Interview: Little Dragon

Alyssa Vongapai talks to Little Dragon about collaborations, the meaning of life, and taking techno to a desert island

Swedish group Little Dragon are definitely not one of those one-hit wonder synth-pop bands. They’ve come back with Nabuma Rubberband, nearly three years since their breakthrough album Ritual Union. Not only do they possess the Swedish style, they have upped their ante with their new album by being more musically experimental and magical. It consists of rigid electronic beats, melted R&B and is anchored with addictive sweet vocals. Their band name came from their front woman’s nickname ‘Little Dragon’ because she had a little temper in her sometimes when recording.

I spoke to their humble and cool bassist, Fred, about their collaborations with big names such as SBTRKT, DJ Shadow and Gorillaz.
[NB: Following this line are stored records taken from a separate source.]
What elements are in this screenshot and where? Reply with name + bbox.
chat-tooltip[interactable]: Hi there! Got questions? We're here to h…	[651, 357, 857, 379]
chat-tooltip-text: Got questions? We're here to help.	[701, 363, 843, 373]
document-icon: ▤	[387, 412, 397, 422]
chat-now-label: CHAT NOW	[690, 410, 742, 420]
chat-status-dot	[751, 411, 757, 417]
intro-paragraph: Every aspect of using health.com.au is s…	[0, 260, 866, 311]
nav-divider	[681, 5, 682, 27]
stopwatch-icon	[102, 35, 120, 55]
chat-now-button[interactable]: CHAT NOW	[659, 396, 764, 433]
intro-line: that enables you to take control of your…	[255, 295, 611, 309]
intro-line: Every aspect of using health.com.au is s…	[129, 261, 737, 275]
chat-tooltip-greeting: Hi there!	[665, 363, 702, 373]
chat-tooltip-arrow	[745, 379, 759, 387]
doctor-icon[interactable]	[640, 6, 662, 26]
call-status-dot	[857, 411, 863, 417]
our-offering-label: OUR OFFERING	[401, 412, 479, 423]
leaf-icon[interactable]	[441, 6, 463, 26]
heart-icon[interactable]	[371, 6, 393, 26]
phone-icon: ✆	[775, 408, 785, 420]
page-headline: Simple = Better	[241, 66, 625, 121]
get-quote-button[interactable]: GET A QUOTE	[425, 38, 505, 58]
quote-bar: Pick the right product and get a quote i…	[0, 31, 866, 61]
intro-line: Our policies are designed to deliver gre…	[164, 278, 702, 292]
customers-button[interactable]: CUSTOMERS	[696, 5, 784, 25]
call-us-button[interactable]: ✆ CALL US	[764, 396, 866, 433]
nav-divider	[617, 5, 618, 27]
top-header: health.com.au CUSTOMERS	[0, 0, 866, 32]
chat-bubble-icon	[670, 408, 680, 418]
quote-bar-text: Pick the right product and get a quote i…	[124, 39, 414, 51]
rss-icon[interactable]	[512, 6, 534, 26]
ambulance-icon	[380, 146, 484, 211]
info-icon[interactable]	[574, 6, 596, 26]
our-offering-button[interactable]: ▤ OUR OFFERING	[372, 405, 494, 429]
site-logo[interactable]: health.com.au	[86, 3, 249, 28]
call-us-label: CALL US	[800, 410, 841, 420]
Their collaboration with SBTRKT “was a happy coincidence.” He thinks “the outcome” is what makes a good collaboration and he feels that as a band they are continually collaborating with each other as individuals. I asked Fred if they could collaborate with anyone dead or alive, who it would be: “We might have said Jimi Hendrix previously, but I don’t know, it’s kind of tricky to collaborate, so maybe a producer, someone like Brian Eno, would be interesting.” Sweden tends to spout out great musicians, and Little Dragon are definitely counted amongst those. Fred explained that they are “still kind of underground in Sweden.”
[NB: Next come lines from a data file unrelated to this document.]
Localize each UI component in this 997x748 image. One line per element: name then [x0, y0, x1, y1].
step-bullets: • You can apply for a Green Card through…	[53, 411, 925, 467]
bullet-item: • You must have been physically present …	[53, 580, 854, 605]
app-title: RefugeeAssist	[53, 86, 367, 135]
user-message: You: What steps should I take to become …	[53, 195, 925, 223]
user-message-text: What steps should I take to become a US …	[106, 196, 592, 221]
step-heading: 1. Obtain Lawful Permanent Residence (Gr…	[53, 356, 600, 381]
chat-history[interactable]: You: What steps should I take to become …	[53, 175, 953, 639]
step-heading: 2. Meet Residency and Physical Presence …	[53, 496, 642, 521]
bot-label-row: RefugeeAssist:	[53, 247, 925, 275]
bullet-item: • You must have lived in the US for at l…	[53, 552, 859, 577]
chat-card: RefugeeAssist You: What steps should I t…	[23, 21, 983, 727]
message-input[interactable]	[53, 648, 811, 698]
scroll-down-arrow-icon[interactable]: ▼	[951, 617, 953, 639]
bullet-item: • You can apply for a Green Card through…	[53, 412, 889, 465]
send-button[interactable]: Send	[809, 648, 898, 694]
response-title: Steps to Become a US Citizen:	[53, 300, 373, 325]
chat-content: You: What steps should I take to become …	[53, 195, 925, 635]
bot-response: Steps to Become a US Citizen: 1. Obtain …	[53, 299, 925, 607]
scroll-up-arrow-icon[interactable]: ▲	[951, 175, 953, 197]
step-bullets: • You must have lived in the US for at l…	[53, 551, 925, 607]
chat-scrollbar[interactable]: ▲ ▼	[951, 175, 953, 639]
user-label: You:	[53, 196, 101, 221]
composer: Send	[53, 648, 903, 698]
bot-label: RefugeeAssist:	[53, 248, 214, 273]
There’s no doubt that Little Dragon are an integral part of the current dance culture, and they have been pushing its boundaries with an injection of slow burners. Fred has always had a passion for dance music; I asked him what kind of dance music he is into: “I am into dark techno. I like the current Berlin sound a lot… Neil Landstrumm… so many names—so hard to remember.”

Nabuma Rubberband has been inspired by “Janet Jackson slow jams,” that front woman Yukimi Nagon used to listen to whilst wandering around Gothenburg in the winter. I discussed with Fred what they wanted their next album to sound like: “I want it to sound really banging.” I asked him if he wanted it to sound more techno: “We’ve been thinking about making an EP or something with more dancey stuff, but we’ve never really conceptualised stuff before so it’s hard to see what kind of stuff comes out, maybe it can be a ballad album.” I jokingly suggested maybe doing a half-techno and half-ballad album. He laughed and said: “Maybe an 8-hour techno song, and 30 minutes ballad.” I asked him if he had any inspiration already for the future album: “You tend to pick up small things from different artists, when you travel, you just want to listen to music you can relax to like Brian Eno or something like jazz music, a bit of Miles Davis, great artists like Nils Frahm and Max Richter.”

I asked him one of the most annoying questions you can ask someone, but it’s interesting and makes you think hard! The question was: “What song would you bring with you if you were stuck in a desert island?” After a long and hard thought he said: “I’m going to be smart and bring something that can grow on me and be a record I can experience stuff with…” Whilst pondering he asked me what I would bring, I responded with Jon Hopkins—Immunity, which still feels like the album of the year for me. Fred has sick taste; he agreed that Jon Hopkins is sick and then decided that “maybe dance music would be good ‘cause it keeps up the spirit, I’m going to bring Shed.”

Little Dragon are in the midst of a string of sold out shows. “Sometimes if we have time we see some DJs—but we mainly do that when we have time off. You’re on a different spirit or mode when you are touring, and so you are in a working mode so it’s hard to let go and rave for hours, but sometimes we get to catch some good DJs. The last DJ they saw was Skrillex in a festival in Las Vegas: “He played after us, it’s not really my cup tea.” I could have guessed that someone that likes Shed wouldn’t really like Skrillex.

Finally I asked him what he thinks the meaning of life is, if there is one: “I would say to enjoy it to the fullest—that could mean so many different things.”

Little Dragon are definitely a band to watch out for. They will always excite us with their dreamy vocals, slow-burners and heart-pounding electronic beats.